La tasa de ocupación en la ciudad cae por debajo del 60%

Á. de la Paz
-

Toledo cuenta con alrededor de 42.000 residentes en edad y disposición de trabajar y, de ellos, unos 28.000 lo hacen o pretender hacerlo. El desempleo cae, pero la ocupación sigue por debajo de los niveles registrados en los peores años de la crisis.

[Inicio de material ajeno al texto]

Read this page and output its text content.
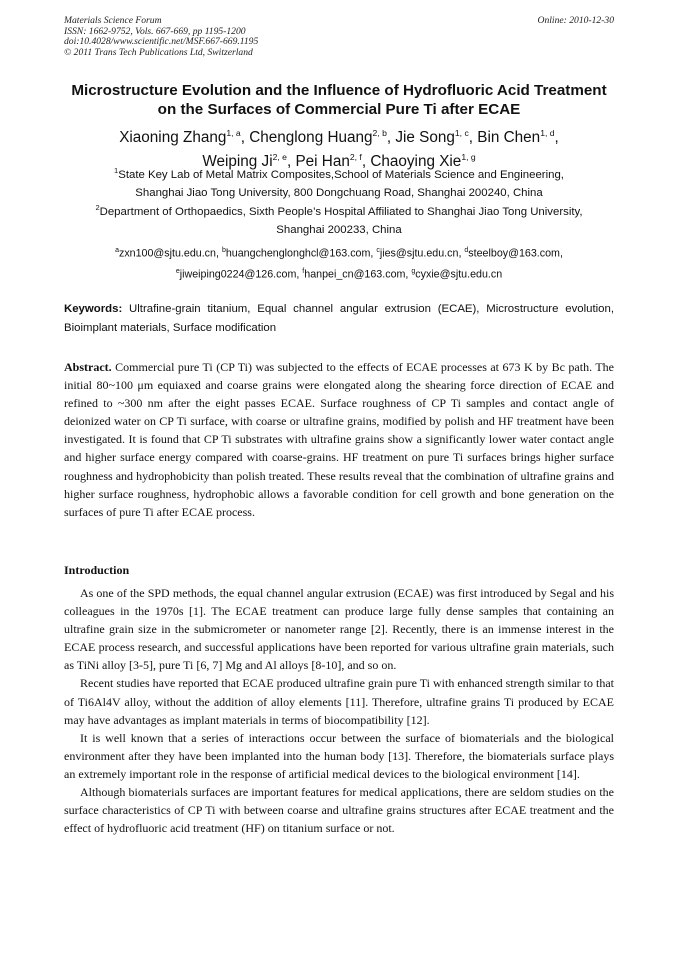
Materials Science Forum
ISSN: 1662-9752, Vols. 667-669, pp 1195-1200
doi:10.4028/www.scientific.net/MSF.667-669.1195
© 2011 Trans Tech Publications Ltd, Switzerland
Online: 2010-12-30
Microstructure Evolution and the Influence of Hydrofluoric Acid Treatment on the Surfaces of Commercial Pure Ti after ECAE
Xiaoning Zhang$^{1, a}$, Chenglong Huang$^{2, b}$, Jie Song$^{1, c}$, Bin Chen$^{1, d}$,
Weiping Ji$^{2, e}$, Pei Han$^{2, f}$, Chaoying Xie$^{1, g}$
$^1$State Key Lab of Metal Matrix Composites,School of Materials Science and Engineering,
Shanghai Jiao Tong University, 800 Dongchuang Road, Shanghai 200240, China
$^2$Department of Orthopaedics, Sixth People’s Hospital Affiliated to Shanghai Jiao Tong University,
Shanghai 200233, China
$^a$zxn100@sjtu.edu.cn, $^b$huangchenglonghcl@163.com, $^c$jies@sjtu.edu.cn, $^d$steelboy@163.com,
$^e$jiweiping0224@126.com, $^f$hanpei_cn@163.com, $^g$cyxie@sjtu.edu.cn
Keywords: Ultrafine-grain titanium, Equal channel angular extrusion (ECAE), Microstructure evolution, Bioimplant materials, Surface modification
Abstract. Commercial pure Ti (CP Ti) was subjected to the effects of ECAE processes at 673 K by Bc path. The initial 80~100 μm equiaxed and coarse grains were elongated along the shearing force direction of ECAE and refined to ~300 nm after the eight passes ECAE. Surface roughness of CP Ti samples and contact angle of deionized water on CP Ti surface, with coarse or ultrafine grains, modified by polish and HF treatment have been investigated. It is found that CP Ti substrates with ultrafine grains show a significantly lower water contact angle and higher surface energy compared with coarse-grains. HF treatment on pure Ti surfaces brings higher surface roughness and hydrophobicity than polish treated. These results reveal that the combination of ultrafine grains and higher surface roughness, hydrophobic allows a favorable condition for cell growth and bone generation on the surfaces of pure Ti after ECAE process.
Introduction

As one of the SPD methods, the equal channel angular extrusion (ECAE) was first introduced by Segal and his colleagues in the 1970s [1]. The ECAE treatment can produce large fully dense samples that containing an ultrafine grain size in the submicrometer or nanometer range [2]. Recently, there is an immense interest in the ECAE process research, and successful applications have been reported for various ultrafine grain materials, such as TiNi alloy [3-5], pure Ti [6, 7] Mg and Al alloys [8-10], and so on.

Recent studies have reported that ECAE produced ultrafine grain pure Ti with enhanced strength similar to that of Ti6Al4V alloy, without the addition of alloy elements [11]. Therefore, ultrafine grains Ti produced by ECAE may have advantages as implant materials in terms of biocompatibility [12].

It is well known that a series of interactions occur between the surface of biomaterials and the biological environment after they have been implanted into the human body [13]. Therefore, the biomaterials surface plays an extremely important role in the response of artificial medical devices to the biological environment [14].

Although biomaterials surfaces are important features for medical applications, there are seldom studies on the surface characteristics of CP Ti with between coarse and ultrafine grains structures after ECAE treatment and the effect of hydrofluoric acid treatment (HF) on titanium surface or not.
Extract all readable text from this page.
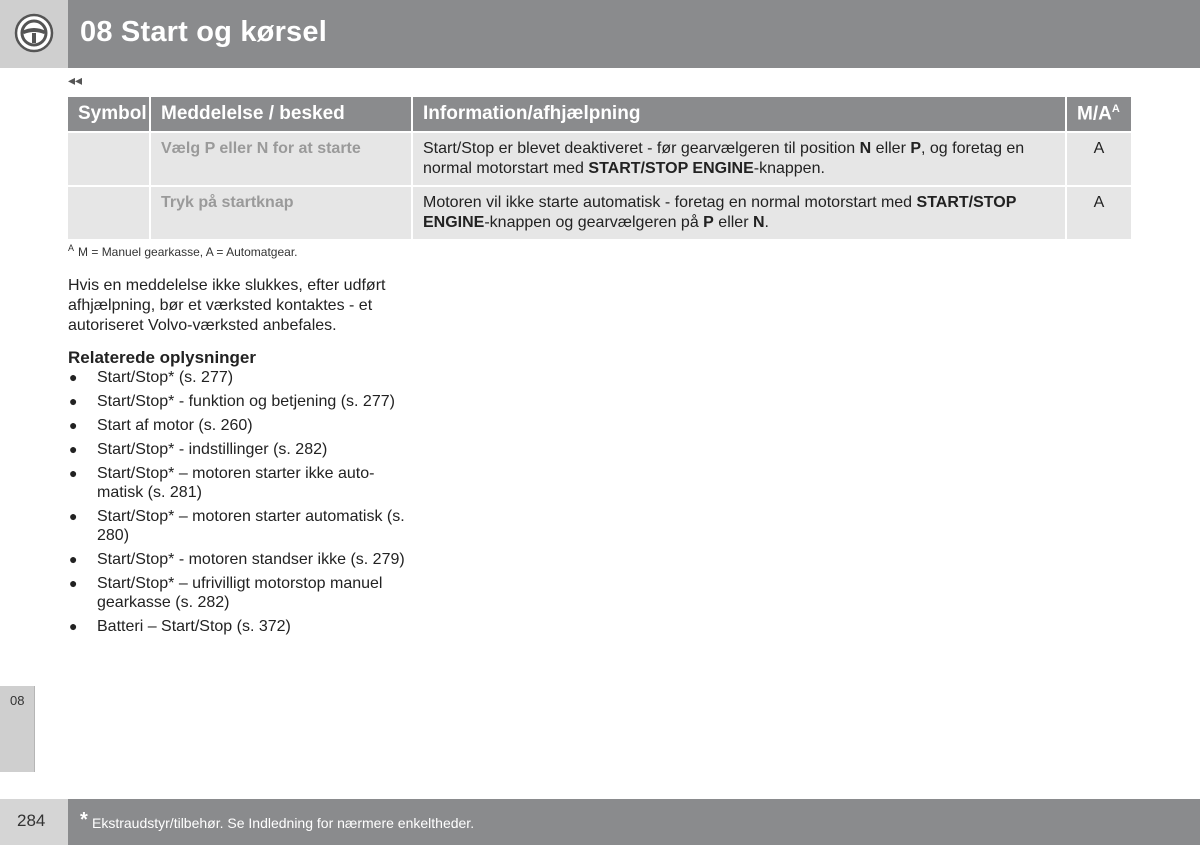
08 Start og kørsel
◂◂
Symbol	Meddelelse / besked	Information/afhjælpning	$M/A^A$
	Vælg P eller N for at starte	Start/Stop er blevet deaktiveret - før gearvælgeren til position N eller P, og foretag en normal motorstart med START/STOP ENGINE-knappen.	A
	Tryk på startknap	Motoren vil ikke starte automatisk - foretag en normal motorstart med START/STOP ENGINE-knappen og gearvælgeren på P eller N.	A
$^A$ M = Manuel gearkasse, A = Automatgear.
Hvis en meddelelse ikke slukkes, efter udført afhjælpning, bør et værksted kontaktes - et autoriseret Volvo-værksted anbefales.
Relaterede oplysninger
● Start/Stop* (s. 277)
● Start/Stop* - funktion og betjening (s. 277)
● Start af motor (s. 260)
● Start/Stop* - indstillinger (s. 282)
● Start/Stop* – motoren starter ikke automatisk (s. 281)
● Start/Stop* – motoren starter automatisk (s. 280)
● Start/Stop* - motoren standser ikke (s. 279)
● Start/Stop* – ufrivilligt motorstop manuel gearkasse (s. 282)
● Batteri – Start/Stop (s. 372)
08
284 * Ekstraudstyr/tilbehør. Se Indledning for nærmere enkeltheder.
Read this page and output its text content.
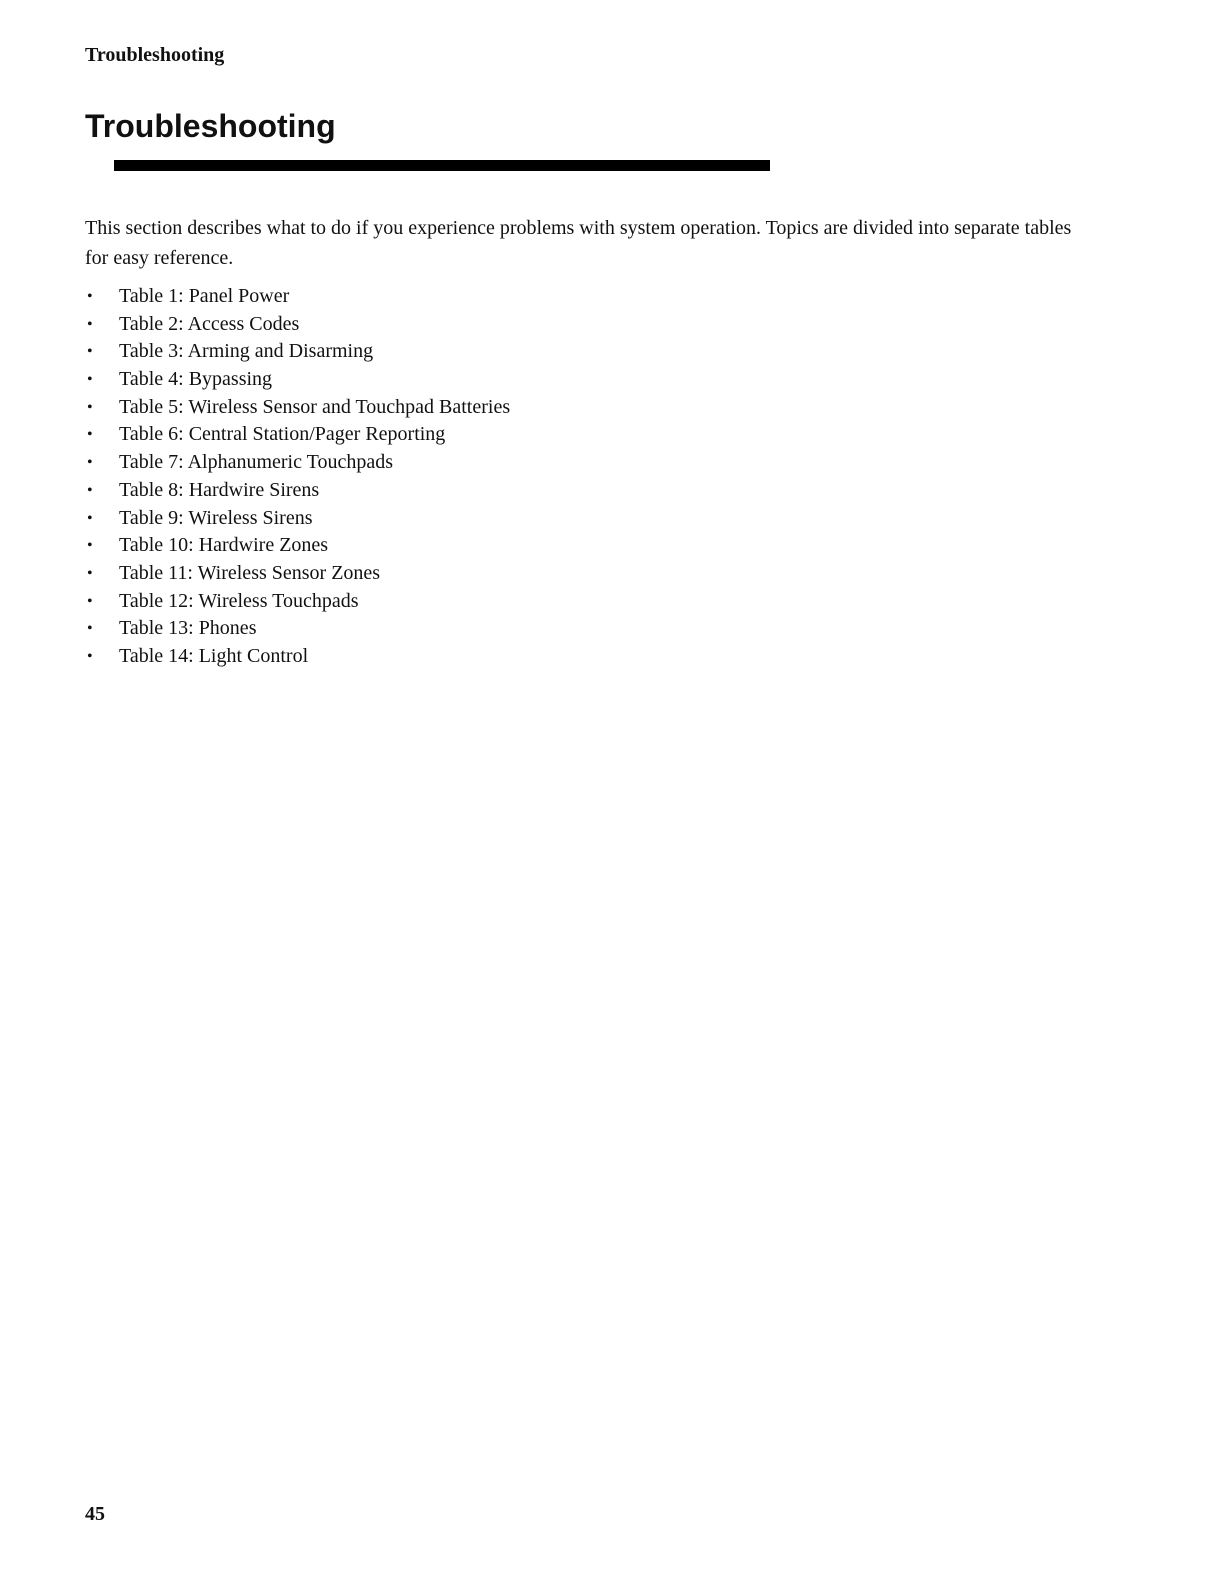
Troubleshooting
Troubleshooting

This section describes what to do if you experience problems with system operation. Topics are divided into separate tables for easy reference.

• Table 1: Panel Power
• Table 2: Access Codes
• Table 3: Arming and Disarming
• Table 4: Bypassing
• Table 5: Wireless Sensor and Touchpad Batteries
• Table 6: Central Station/Pager Reporting
• Table 7: Alphanumeric Touchpads
• Table 8: Hardwire Sirens
• Table 9: Wireless Sirens
• Table 10: Hardwire Zones
• Table 11: Wireless Sensor Zones
• Table 12: Wireless Touchpads
• Table 13: Phones
• Table 14: Light Control
45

El dato de Toledo acerca a la capital castellano-manchega a los registros de ciudades como Madrid (59,83%), Lérida (59,50%) o Murcia (59,43%). - Foto: Yolanda Lancha

La tasa de actividad en la ciudad de Toledo no remonta pese a la mejoría que reflejan la mayor parte de los indicadores económicos y laborales. Apenas seis de cada diez toledanos en edad de trabajar está desempeñando una vida profesional o buscando incorporarse al mercado laboral de manera activa. El porcentaje de residentes en la capital regional que trabaja o trata de hacerlo bajó en 2018 hasta el 59,88%, una cifra inferior a la del año anterior (60,23%) y alejada de las que se registraban en los primeros años de la década (alcanzó el 61,90% en 2011), según los datos ofrecidos por el Instituto Nacional de Estadística (INE). 
El propio INE determina que forman parte de la población activa «aquellas personas de 16 o más años que (…) suministran mano de obra para la producción de bienes y servicios o están disponibles y en condiciones de incorporarse a dicha producción. Se subdividen en ocupados y parados». Según la población de la ciudad en 2018 (84.282 vecinos) y estimando la tasa de ocupación registrada (inferior al 60%) y la población mayor de 16 años (unas 70.000 personas), algo más de 42.000 toledanos se encontrarían dentro del grupo que desempeña una actividad remunerada o pretende hacerlo en breve.
La reducción constante de la tasa de desempleados desde 2013 en Toledo no ha ido acompañada de una creación de empleo de volumen similar. El paro se ha reducido por la conjunción de nuevos puestos de trabajo pero también por el envejecimiento de centenares de empleados que se han jubilado y aquellos que ya no buscan desarrollar una actividad profesional (generalmente, parados de larga duración y difícil inclusión en el mercado laboral). La reducción de la tasa de actividad se trasladará en el futuro a mayores problemas para el mantenimiento del sistema del bienestar y el pago de las pensiones públicas. Así, la tasa de actividad en la ciudad fue superior a la actual durante los años más adversos de la crisis económica. Pese a los estragos que causaron la falta de empuje de empresas privadas y administración pública, sumados a la pérdida de centenares de puestos de empleo en el ámbito de Toledo, ese indicador mostró una notable resistencia frente a un contexto adverso.
El descenso del desempleo es significativo en el último lustro. El 22,49% de desempleados contabilizado en 2013 se ha reducido hasta el 13,07% en 2018. Sin embargo, menos paro no ha supuesto más actividad. Mientras que entonces trabajan 61 de cada 100 toledanos hoy lo hacen dos personas menos por cada centenar. De hecho, la reducción de la tasa de actividad sí ha ido aparejada a la bajada del paro, circunstancia que apunta a que la recuperación en el mercado laboral viene determinada, entre otras razones, porque existen menos toledanos activos y más inactivos (sin actividad o sin deseo de encontrarla). En la franja de edad entre los 20 y 64 años y dentro de la población activa, la ocupación rebasa el 87%. Es el mejor dato en este apartado desde el año 2010, con la crisis recién iniciada.
En el conjunto de España, la localidad madrileña de Rivas Vaciamadrid encabeza la clasificación por tasa de ocupación (con un 70,94%), mientras que León (con un 49,93%) la cierra. La presencia de población joven determina la posición de los diferentes municipios de gran tamaño en este ranking. El dato de Toledo acerca a la capital castellano-manchega a los registros de ciudades como Madrid (59,83%), Lérida (59,50%) o Murcia (59,43%).